City officials felt that independent-living units would be less impactful on the surrounding roadways.

Independent living units “typically generate fewer vehicular trips than traditional apartment units,” a staff report reads. “So only permitting age-restricted IL units in the property’s PUD zoning regulations will ensure the proposed development remains a reasonable and low-intensity use of the land. It also ensures the project would not generate a significant increase in traffic volume beyond that typically generated by single-family residential uses, and represents a use that is compatible with the area.”

Founded in 2006, Leo Brown Group is a privately-held full-service healthcare real estate development and solutions company, primarily focused on the senior living, post-acute care, and behavioral health industries, according to its website.

Nationwide, the company has developed $1 billion worth of healthcare real estate properties, totaling 2,500 units and four million square feet.

The portfolio on the company’s website includes 22 projects across various parts of the Midwest.

Its Orlando project is among several in the pipeline across Central Florida focused on housing the older population.

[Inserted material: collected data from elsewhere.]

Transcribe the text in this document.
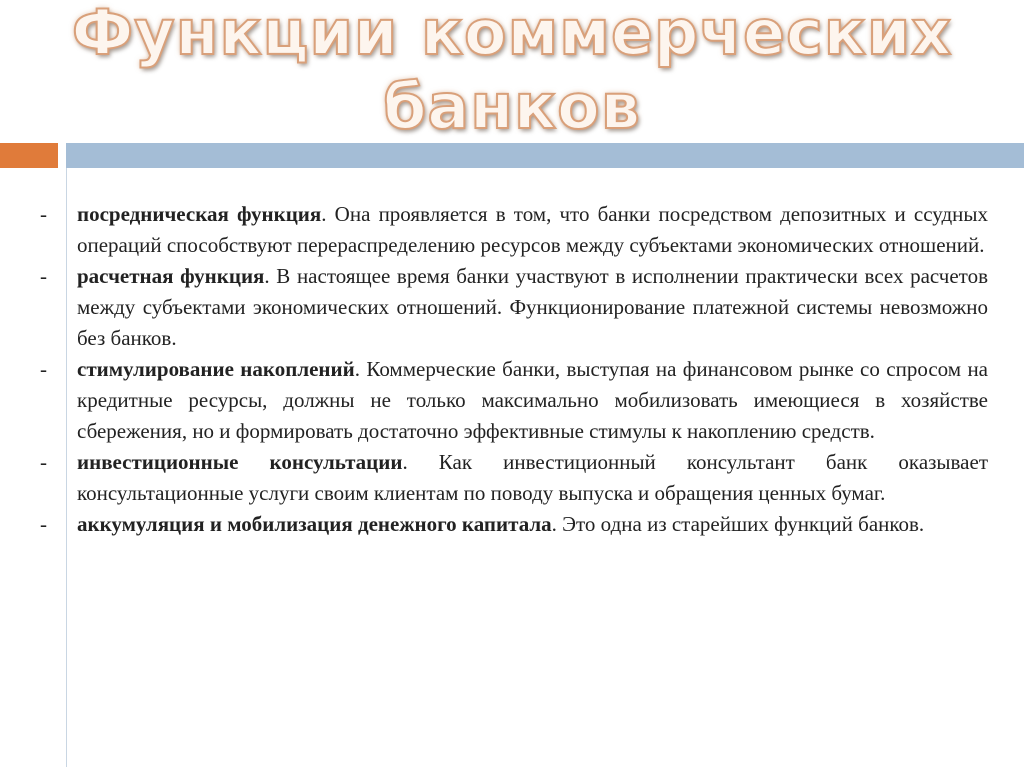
Функции коммерческих
банков
- посредническая функция. Она проявляется в том, что банки посредством депозитных и ссудных операций способствуют перераспределению ресурсов между субъектами экономических отношений.
- расчетная функция. В настоящее время банки участвуют в исполнении практически всех расчетов между субъектами экономических отношений. Функционирование платежной системы невозможно без банков.
- стимулирование накоплений. Коммерческие банки, выступая на финансовом рынке со спросом на кредитные ресурсы, должны не только максимально мобилизовать имеющиеся в хозяйстве сбережения, но и формировать достаточно эффективные стимулы к накоплению средств.
- инвестиционные консультации. Как инвестиционный консультант банк оказывает консультационные услуги своим клиентам по поводу выпуска и обращения ценных бумаг.
- аккумуляция и мобилизация денежного капитала. Это одна из старейших функций банков.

MedFlorida Medical Centers has filed plans for a mixed-use medical office complex at 811 N. Central Ave. in Kissimmee, across from the HCA-affiliated hospital. Physician Mazin Shikara, president and CEO of Medical Consultants of Florida, purchased the 2.85-acre assemblage in 2021 through an affiliate for $2.8 million and submitted the plans in December.

The project consists of two 5-story buildings. The first would have 9,950 square feet of medical offices on the ground floor with 54 senior living units on the four upper floors. The second L-shaped building would have 12,450 square feet of office and retail space, along with 56 senior living units on the upper floors.

In January, Blue Castle Development LLC, a company led by medical doctor and real estate developer, Neil Coskun, requested a pre-app meeting with Orange County’s Development Review Committee to discuss the feasibility of building senior housing behind the Palms Plaza shopping center on Lake Underhill Road, across from AdventHealth East Orlando.

The property owner has assigned Sam Sebaali, president and CEO of Florida Engineering Group Inc. to oversee the proposed project. According to recently submitted application materials, the applicant wants to turn some underutilized land by the commercial center into an affordable senior living development.

Plans call for a 4-story, 84-unit senior living facility with a large courtyard at its center. It’s still pending approval by the county.

Meanwhile, Sun Terra Communities is in the midst of seeking approval from Osceola County to build Florida’s second largest retirement community with a dozen golf courses, heliports and nearly 34,000 homes in 15 distinct neighborhoods.

The project is planned for a 14,212-acre ranch in Yeehaw Junction that sprawls 22 square miles on State Road 60 in south Osceola County, across the street from the DeLuca Preserve.